Why trnsci exists¶
The gap¶
A programmer targeting an NVIDIA GPU for a scientific workload reaches, by reflex, for the CUDA library ecosystem. cuFFT handles the transforms. cuBLAS does the dense linear algebra. cuRAND gives reproducible random draws. cuSOLVER factors and diagonalizes. cuSPARSE handles the sparse-matrix path. cuTENSOR does general tensor contractions. Each library is decades of accumulated numerical care — stable algorithms, careful precision handling, tuned kernels.
On AWS Trainium, there is no equivalent.
The Neuron SDK ships NKI, a tile-level programming model for the NeuronCore engines, plus a set of fused kernels targeting transformer training. That covers one workload — LLM training — very well. It does not cover the workloads a computational scientist encounters most days: a spectral method, a density-fit correlation energy, a Monte Carlo integration, a sparse solver, a tensor decomposition.

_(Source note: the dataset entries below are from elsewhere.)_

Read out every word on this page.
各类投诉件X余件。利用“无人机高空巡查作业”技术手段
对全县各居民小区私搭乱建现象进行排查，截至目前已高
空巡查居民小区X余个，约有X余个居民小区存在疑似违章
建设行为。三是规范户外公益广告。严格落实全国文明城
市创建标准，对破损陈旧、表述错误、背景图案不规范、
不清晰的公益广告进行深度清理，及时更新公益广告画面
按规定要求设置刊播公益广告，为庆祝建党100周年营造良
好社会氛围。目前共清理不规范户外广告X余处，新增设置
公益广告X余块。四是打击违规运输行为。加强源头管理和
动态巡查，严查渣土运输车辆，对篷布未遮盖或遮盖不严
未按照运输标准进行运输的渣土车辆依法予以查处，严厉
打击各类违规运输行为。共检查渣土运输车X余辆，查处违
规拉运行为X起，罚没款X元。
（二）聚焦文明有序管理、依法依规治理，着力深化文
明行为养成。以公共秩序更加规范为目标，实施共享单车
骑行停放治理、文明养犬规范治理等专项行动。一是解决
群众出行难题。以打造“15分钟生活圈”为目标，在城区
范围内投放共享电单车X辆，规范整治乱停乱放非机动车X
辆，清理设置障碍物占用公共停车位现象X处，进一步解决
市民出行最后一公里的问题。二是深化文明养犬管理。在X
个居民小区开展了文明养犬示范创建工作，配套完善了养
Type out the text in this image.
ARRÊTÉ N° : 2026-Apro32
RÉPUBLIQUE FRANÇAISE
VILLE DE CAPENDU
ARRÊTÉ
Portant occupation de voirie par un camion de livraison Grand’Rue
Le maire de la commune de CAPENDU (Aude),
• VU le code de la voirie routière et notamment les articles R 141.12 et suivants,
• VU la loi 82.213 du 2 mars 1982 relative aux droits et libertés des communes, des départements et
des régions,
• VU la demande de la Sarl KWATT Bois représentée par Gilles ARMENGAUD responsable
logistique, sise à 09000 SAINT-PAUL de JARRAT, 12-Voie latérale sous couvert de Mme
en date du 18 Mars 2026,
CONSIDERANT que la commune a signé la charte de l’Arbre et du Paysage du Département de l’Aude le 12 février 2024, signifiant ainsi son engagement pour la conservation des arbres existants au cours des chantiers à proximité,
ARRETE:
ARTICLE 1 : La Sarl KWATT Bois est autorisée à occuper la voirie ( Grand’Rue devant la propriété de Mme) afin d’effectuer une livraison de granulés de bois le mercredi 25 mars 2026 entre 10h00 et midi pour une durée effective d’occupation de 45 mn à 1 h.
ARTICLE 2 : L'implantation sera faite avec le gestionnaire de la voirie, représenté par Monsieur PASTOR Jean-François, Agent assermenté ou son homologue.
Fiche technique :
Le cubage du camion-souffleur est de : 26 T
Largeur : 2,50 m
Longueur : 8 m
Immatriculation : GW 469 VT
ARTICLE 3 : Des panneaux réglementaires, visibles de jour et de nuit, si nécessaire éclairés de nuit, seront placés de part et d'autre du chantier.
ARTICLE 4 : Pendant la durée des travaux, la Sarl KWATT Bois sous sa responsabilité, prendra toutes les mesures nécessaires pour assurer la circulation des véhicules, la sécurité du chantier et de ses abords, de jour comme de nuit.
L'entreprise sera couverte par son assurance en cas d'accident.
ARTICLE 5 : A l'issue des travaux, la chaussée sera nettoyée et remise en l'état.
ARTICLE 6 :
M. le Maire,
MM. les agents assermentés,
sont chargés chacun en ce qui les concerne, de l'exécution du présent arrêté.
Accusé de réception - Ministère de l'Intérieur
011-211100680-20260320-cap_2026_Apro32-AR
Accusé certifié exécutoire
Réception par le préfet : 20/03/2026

If you want to run any of these on Trainium today, you hand-roll. The cost is high enough that most people don't bother — they move the workload to an NVIDIA instance even when Trainium has the cost or availability advantage.
Why fill it¶
Trainium has economics that favour dense, fixed-shape scientific kernels. The systolic Tensor Engine is very well suited to GEMM-heavy workloads — which is to say, most of scientific computing's hot path. Per-FLOP and per-dollar, Trainium is competitive. The gap between that economic case and the observable reality — everyone running LLMs, nobody running eigensolvers — is almost entirely a software-coverage problem.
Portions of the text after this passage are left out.